During the import of the data in their Datasets and Reduction Units, SIPGI:

  • Rotates and flips the files The orientation of raw data is modified. This is mostly for historically reasons. In particular, raw LBT frames are rotated by 90 degrees and flipped. This means that while in raw frames the spectral dispersion is along the x-axis, in SIPGI raw spectra are dispersed along the y-axis, with wavelength increasing from bottom to top.

_images/sipgi_frame_rot.png

Fig. 5.2 This figure shows the new orientation of spectra after the ingestion in SIPGI. The solid yellow line indicates the target spectrum while the bluish/reddish pattern indicates the versus of wavelength scale.

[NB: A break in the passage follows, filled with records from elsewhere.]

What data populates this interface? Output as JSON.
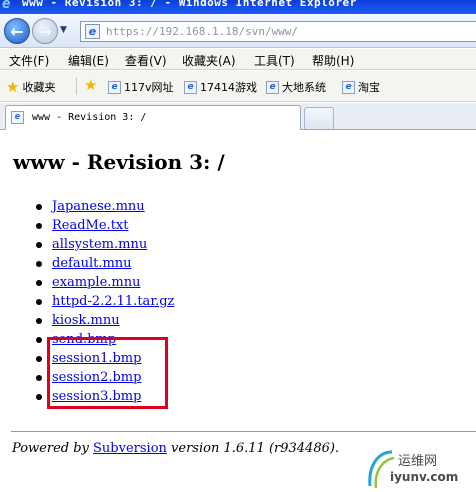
{
  "window": {
    "title": "www - Revision 3: / - Windows Internet Explorer"
  },
  "address_bar": {
    "url": "https://192.168.1.18/svn/www/"
  },
  "menu": {
    "items": [
      "文件(F)",
      "编辑(E)",
      "查看(V)",
      "收藏夹(A)",
      "工具(T)",
      "帮助(H)"
    ]
  },
  "favorites_bar": {
    "favorites_label": "收藏夹",
    "links": [
      "117v网址",
      "17414游戏",
      "大地系统",
      "淘宝"
    ]
  },
  "tabs": [
    {
      "label": "www - Revision 3: /",
      "active": true
    }
  ],
  "page": {
    "heading": "www - Revision 3: /",
    "files": [
      "Japanese.mnu",
      "ReadMe.txt",
      "allsystem.mnu",
      "default.mnu",
      "example.mnu",
      "httpd-2.2.11.tar.gz",
      "kiosk.mnu",
      "send.bmp",
      "session1.bmp",
      "session2.bmp",
      "session3.bmp"
    ],
    "footer": {
      "prefix": "Powered by ",
      "link": "Subversion",
      "suffix": " version 1.6.11 (r934486)."
    }
  },
  "annotation": {
    "highlight_color": "#e0001b"
  },
  "watermark": {
    "cn": "运维网",
    "domain": "iyunv.com"
  }
}
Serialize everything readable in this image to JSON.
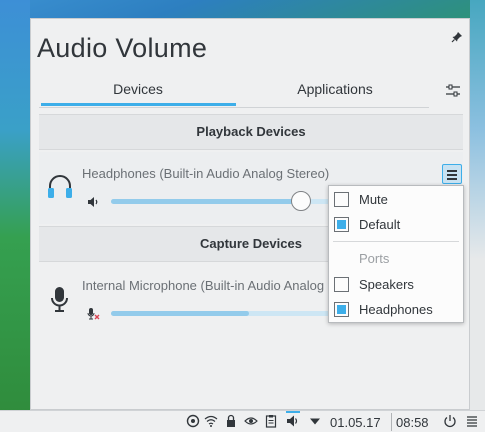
{
  "window": {
    "title": "Audio Volume"
  },
  "tabs": [
    {
      "label": "Devices",
      "active": true
    },
    {
      "label": "Applications",
      "active": false
    }
  ],
  "sections": {
    "playback": "Playback Devices",
    "capture": "Capture Devices"
  },
  "devices": {
    "playback": {
      "name": "Headphones (Built-in Audio Analog Stereo)",
      "icon": "headphones-icon",
      "volume_percent": 73,
      "muted": false
    },
    "capture": {
      "name": "Internal Microphone (Built-in Audio Analog Stereo)",
      "icon": "microphone-icon",
      "volume_percent": 60,
      "muted": true
    }
  },
  "menu": {
    "mute": {
      "label": "Mute",
      "checked": false
    },
    "default": {
      "label": "Default",
      "checked": true
    },
    "ports_header": "Ports",
    "ports": [
      {
        "label": "Speakers",
        "checked": false
      },
      {
        "label": "Headphones",
        "checked": true
      }
    ]
  },
  "taskbar": {
    "date": "01.05.17",
    "time": "08:58"
  },
  "colors": {
    "accent": "#3daee9",
    "panel_bg": "#eff0f1",
    "text": "#31363b"
  }
}
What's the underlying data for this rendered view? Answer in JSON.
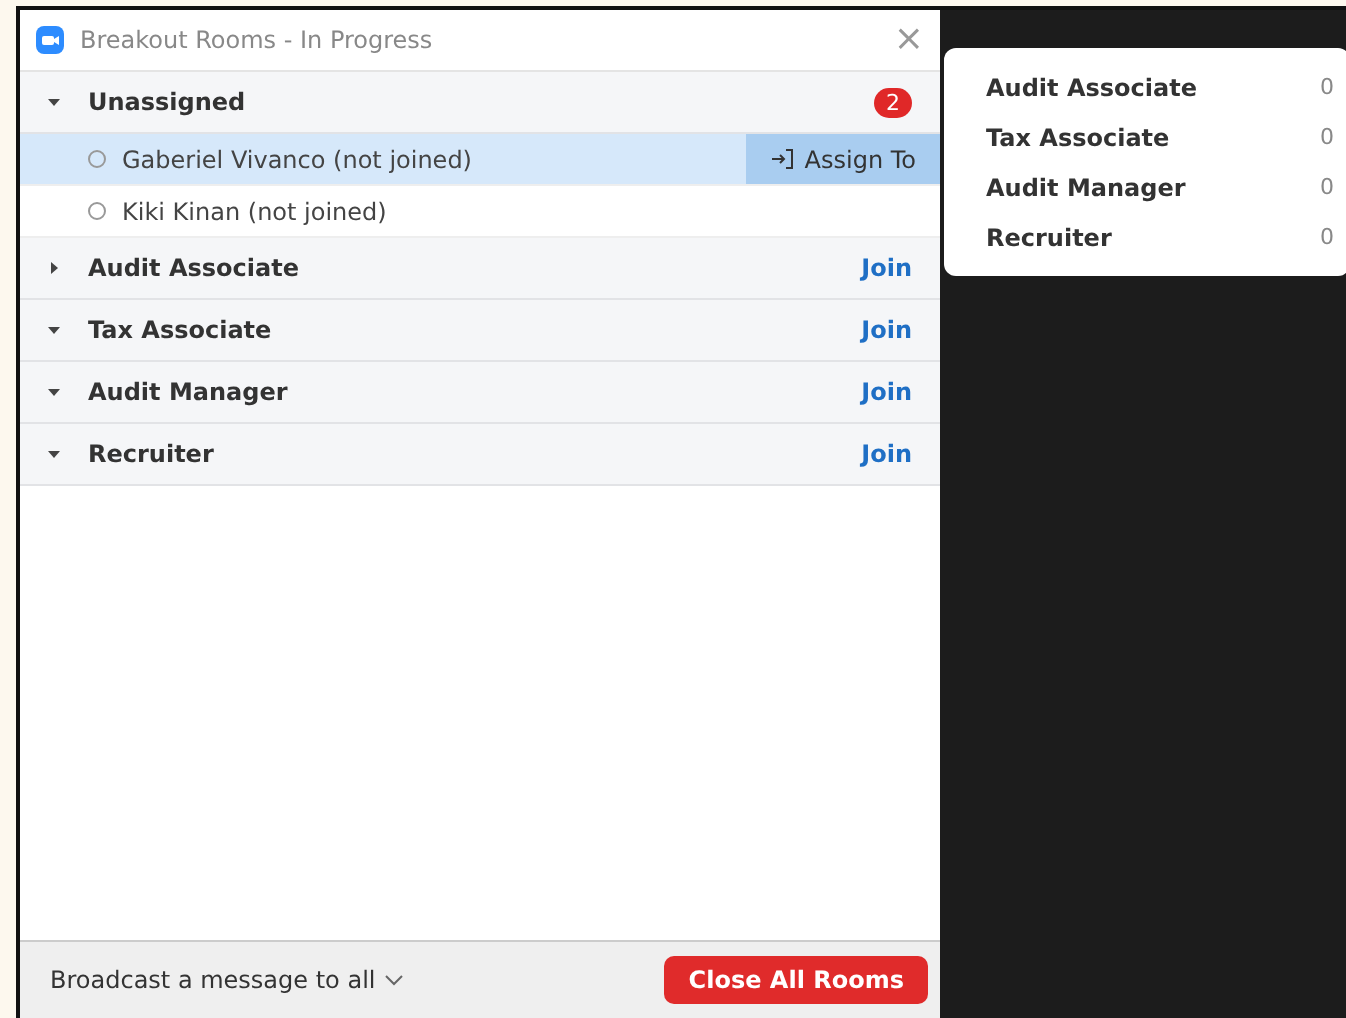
{
  "window": {
    "title": "Breakout Rooms - In Progress",
    "close": "×"
  },
  "rooms": [
    {
      "name": "Unassigned",
      "expanded": true,
      "count": "2",
      "participants": [
        {
          "name": "Gaberiel Vivanco (not joined)",
          "selected": true,
          "action": "Assign To"
        },
        {
          "name": "Kiki Kinan (not joined)",
          "selected": false
        }
      ]
    },
    {
      "name": "Audit Associate",
      "expanded": false,
      "action": "Join"
    },
    {
      "name": "Tax Associate",
      "expanded": true,
      "action": "Join"
    },
    {
      "name": "Audit Manager",
      "expanded": true,
      "action": "Join"
    },
    {
      "name": "Recruiter",
      "expanded": true,
      "action": "Join"
    }
  ],
  "footer": {
    "broadcast": "Broadcast a message to all",
    "close_button": "Close All Rooms"
  },
  "assign_menu": [
    {
      "name": "Audit Associate",
      "count": "0"
    },
    {
      "name": "Tax Associate",
      "count": "0"
    },
    {
      "name": "Audit Manager",
      "count": "0"
    },
    {
      "name": "Recruiter",
      "count": "0"
    }
  ]
}
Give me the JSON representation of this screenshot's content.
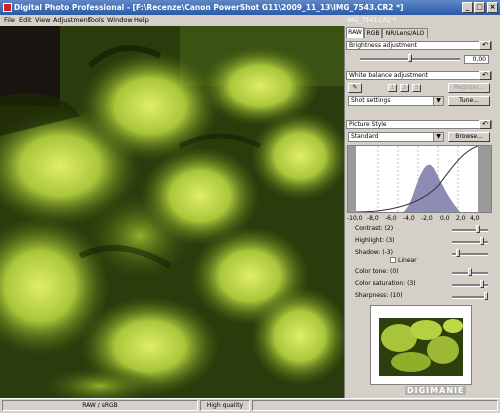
{
  "window": {
    "title": "Digital Photo Professional - [F:\\Recenze\\Canon PowerShot G11\\2009_11_13\\IMG_7543.CR2 *]",
    "min": "_",
    "max": "□",
    "close": "×"
  },
  "menu": [
    "File",
    "Edit",
    "View",
    "Adjustment",
    "Tools",
    "Window",
    "Help"
  ],
  "panel": {
    "filename": "IMG_7543.CR2 *",
    "tabs": [
      "RAW",
      "RGB",
      "NR/Lens/ALO"
    ],
    "brightness": {
      "label": "Brightness adjustment",
      "value": "0,00",
      "level": 0.0
    },
    "white_balance": {
      "label": "White balance adjustment",
      "presets": [
        "1",
        "2",
        "3"
      ],
      "register": "Register...",
      "select": "Shot settings",
      "tune": "Tune..."
    },
    "picture_style": {
      "label": "Picture Style",
      "select": "Standard",
      "browse": "Browse..."
    },
    "histogram": {
      "axis_ticks": [
        "-10,0",
        "-8,0",
        "-6,0",
        "-4,0",
        "-2,0",
        "0,0",
        "2,0",
        "4,0"
      ]
    },
    "sliders": [
      {
        "label": "Contrast: (2)",
        "value": 2
      },
      {
        "label": "Highlight: (3)",
        "value": 3
      },
      {
        "label": "Shadow: (-3)",
        "value": -3
      },
      {
        "label": "Color tone: (0)",
        "value": 0
      },
      {
        "label": "Color saturation: (3)",
        "value": 3
      },
      {
        "label": "Sharpness: (10)",
        "value": 10
      }
    ],
    "linear": "Linear"
  },
  "status": {
    "color_space": "RAW / sRGB",
    "quality": "High quality"
  },
  "watermark": "DIGIMANIE",
  "colors": {
    "title_gradient_top": "#5f88c7",
    "title_gradient_bottom": "#2a5aa8",
    "moss_bright": "#b8d43a",
    "moss_dark": "#1e2c08"
  }
}
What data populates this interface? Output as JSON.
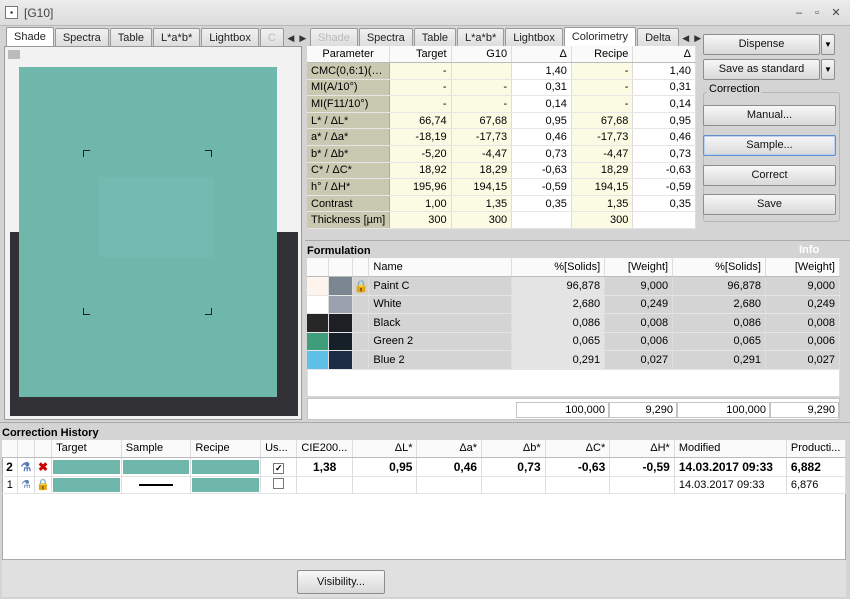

  • Corrects LUCI files for non-linearity Raw LUCI data are linearized. This means that ADU of raw frames (\(ADU_{raw}\)) are corrected to \(ADU_{lin}=ADU_{raw} + k \left(ADU_{raw}\right)^2\) with \(k=2.898 \cdot 10^{-6}\) for LUCI1 and \(k=2.767 \cdot 10^{-6}\) for LUCI2 (LBT staff, private communication).

  • Reads all of the keywords necessary to categorize the data

  • Renames the files The MODS LBT raw frames have the following format:

    modsArmFilter.yyyymmgg.????.fits

    where Arm can be 1 or 2 depending on whether the data was taken on LBT arm 1 or 2, Filter can be r o b depending on the filter used, yyyymmgg is the observing data, and ???? is a four digits incremental number.

    Similarly, LUCI raw frames are in the form:

    luciArm.yyyymmgg.????.fits.

    These names do not give much of an idea about the nature of the data contained within the file: whether the file is a bias, a flat, a scientific imaging or a spectroscopic observation.

    Once SIPGI acquires the file information from the keywords header, it re-names each file in the form:

    CC_target_grism_filter_m.fits

    where CC is the type of data (sc for science, ff for flat field, lp for arc lamp images, bs for bias, dk for dark, off for lamp off), target is the target name, followed by a string that indicates the grism/filter. Finally, the file name ends with m, the exposure sequence number of the frame. In case of MOS observation, the mask ID is inserted too.

    Example:

    sc_MyQuasar_ID140777_G400L_Dual_001.fits

    is a scientific frame of the target MyQuasar observed with the mask ID140777 using the grism G400L in Dual configuration. These new names simplify the browsing of the data.

  • Append calibration tables to files As part of the organization step, a number of auxiliary files are appended to the raw FITS files. The built-in data organizer appends as FITS file extension the: Grism table (GRS), CCD table (CCD), Lines catalog (LIN) and Mask file (MMS). The Paf file content is stored in the Primary header of the file.

Table 5.1 The auxiliary files appended to each imported frame for LUCI observations.

LUCI frame

CCD Table

Paf File

Grism Table

Lines Cat

dark

slitless flat

throughslit flat

lamp

science

Table 5.2 The auxiliary files appended to each imported frame for MODS observations.

MODS frame

Mask File

CCD Table

Paf File

Grism Table

Lines Cat

bias

slitless flat

throughslit flat

lamp

science

  • Copies the raw files in the Project directory and organize them in Datasets and Reduction Units The rotated, renamed raw files, with all of the auxiliary files appended, are organized in the Project directory according to their type, PI, target name, and observing mode.

Caution

The user must not delete by hand data from the Project directory. If the user needs to remove a file, it must be done within SIPGI.